Quand l’analyse passe la main

En principe nous sommes capables d’analyser les problèmes pour prendre une décision en fonction des différents choix qui se posent. C’est là que les biais cognitifs interviennent. On parle de biais de confirmation, ceux sélectionnés pour abonder dans le sens que vous avez privilégié et de biais d’optimisme pour ceux qui sont plutôt optimistes et rassurants.
On voit bien qu’ils sont à l’œuvre dans le déni des conséquences du changement climatique. Mais pourquoi ces biais s’installent-ils ?

Une expérience a été menée en 2011 par Tali Sharot et son équipe. Ils ont parlé, aux participants à l’étude, des probabilités (statistiques) que se produisent certains évènements désagréables (divorce, cancer…) sans leur révéler dans un premier temps les véritables taux d’incidence. Et puis ils ont demandé aux participants d’estimer la probabilité de tels évènements. Ils ont montré que les participants ont tendance à corriger leur estimation en fonction des chiffres annoncés. Ils ont tendance à optimiser leur estimation.

Nous avons tendance à sélectionner les bonnes nouvelles et privilégier celles qui confirment nos croyances.

Stefano Palminteri s’est penché sur un mécanisme universel, l’apprentissage par renforcement. C’est le processus cognitif qui permet de modifier nos choix en fonction des résultats obtenus par le passé dans des situations identiques. Il permet donc de maximiser les récompenses et fuir les punitions. 
L’auteur a pu expérimenter que le taux d’apprentissage positif est plus important que le taux d’apprentissage négatif. C’est comme si les sujets prenaient moins en compte les erreurs de prédiction négative que les positives. Ils négligeraient toute information leur indiquant qu’ils ont fait un mauvais choix.

L’hypothèse postule que l’apprentissage par renforcement repose sur une modification des synapses situés sous le cortex au niveau du striatum, où il y a un important centre de la motivation. Il existe bien deux voies neuronales qui relient le cortex au striatum, une directe (en charge du renforcement positif) et une indirecte pour le renforcement négatif. Et c’est la dopamine qui circule et qui affecterait les 2 voies de manière dissemblable, renforçant la voie directe et affaiblissant la voie indirecte. 

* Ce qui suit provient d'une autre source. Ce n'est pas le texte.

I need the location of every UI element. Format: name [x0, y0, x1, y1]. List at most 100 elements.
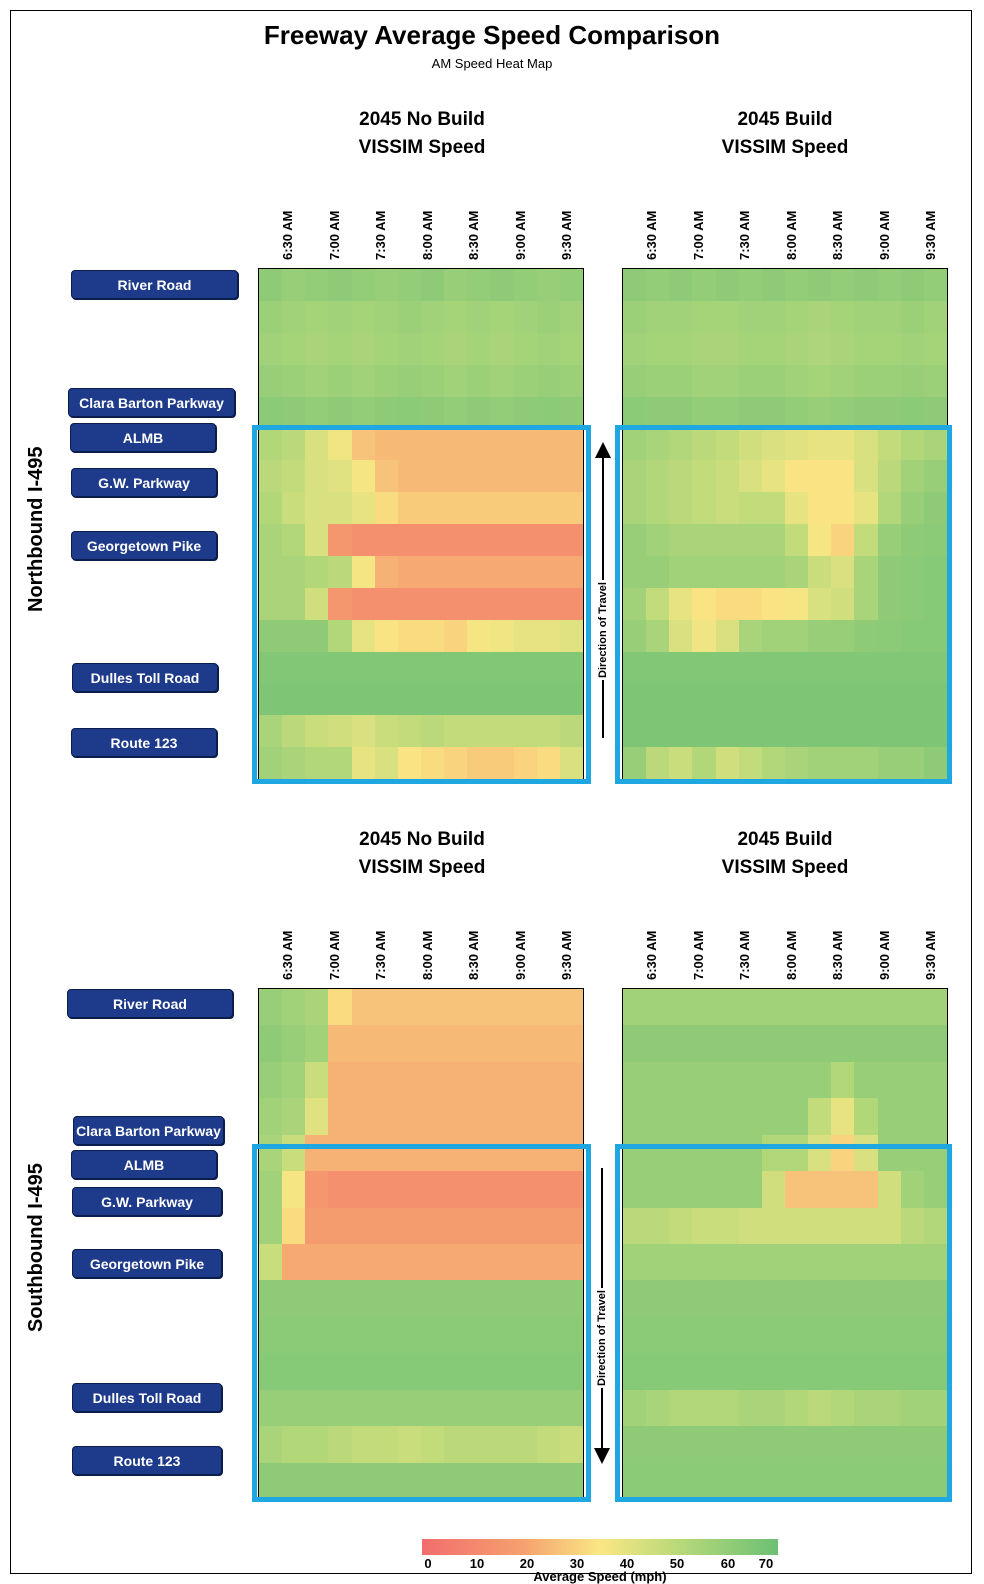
heatmap-cell: [646, 1207, 670, 1244]
heatmap-cell: [536, 300, 560, 333]
nb-location-clara-barton-parkway[interactable]: Clara Barton Parkway: [68, 388, 235, 417]
heatmap-cell: [923, 396, 947, 429]
heatmap-cell: [374, 587, 398, 620]
heatmap-cell: [646, 460, 670, 493]
heatmap-cell: [444, 1426, 468, 1463]
heatmap-cell: [490, 683, 514, 716]
heatmap-cell: [623, 1316, 647, 1354]
heatmap-cell: [715, 1280, 739, 1317]
heatmap-cell: [715, 1462, 739, 1499]
heatmap-cell: [282, 1353, 306, 1390]
heatmap-cell: [669, 269, 693, 301]
heatmap-cell: [259, 1061, 283, 1099]
heatmap-cell: [623, 460, 647, 493]
heatmap-cell: [761, 1316, 785, 1354]
heatmap-cell: [536, 1207, 560, 1244]
heatmap-cell: [784, 460, 809, 493]
sb-location-gw-parkway[interactable]: G.W. Parkway: [72, 1187, 222, 1216]
heatmap-cell: [559, 396, 583, 429]
heatmap-cell: [623, 1280, 647, 1317]
heatmap-cell: [328, 1462, 352, 1499]
heatmap-cell: [877, 269, 901, 301]
heatmap-cell: [854, 715, 878, 748]
heatmap-cell: [282, 1389, 306, 1427]
heatmap-cell: [444, 1462, 468, 1499]
heatmap-cell: [513, 460, 537, 493]
heatmap-cell: [467, 715, 491, 748]
heatmap-cell: [761, 1243, 785, 1281]
heatmap-cell: [692, 428, 716, 461]
nb-location-river-road[interactable]: River Road: [71, 270, 238, 299]
heatmap-cell: [715, 1426, 739, 1463]
heatmap-cell: [467, 747, 491, 779]
sb-location-almb[interactable]: ALMB: [71, 1150, 217, 1179]
heatmap-cell: [831, 1353, 855, 1390]
heatmap-cell: [444, 619, 468, 652]
heatmap-cell: [282, 364, 306, 397]
heatmap-cell: [513, 269, 537, 301]
heatmap-cell: [831, 460, 855, 493]
heatmap-cell: [669, 1025, 693, 1062]
heatmap-cell: [513, 1353, 537, 1390]
heatmap-cell: [646, 619, 670, 652]
sb-location-clara-barton-parkway[interactable]: Clara Barton Parkway: [73, 1116, 224, 1145]
heatmap-cell: [761, 747, 785, 779]
heatmap-cell: [351, 524, 375, 556]
heatmap-cell: [900, 683, 924, 716]
heatmap-cell: [559, 683, 583, 716]
heatmap-cell: [374, 1389, 398, 1427]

Les biais d’optimisme trouvent peut-être leur explication dans le sens où ils permettent de prendre des décisions dans des situations de survie. Procéder par élimination demande beaucoup plus de temps Se baser sur un seul indice peut être vu comme léger en analysant les différentes possibilités mais en situation de survie la vitesse compte. 

Et la plupart d’entre nous ont pu expérimenter que l’apprentissage par récompense fonctionnait mieux que celui par punition.

Faut-il se désespérer devant les dénis et la non-prise en compte des informations pertinentes? Comme déjà souvent évoqué , une solution parmi d’autres serait de renforcer l’apprentissage positif des comportements écoresponsables.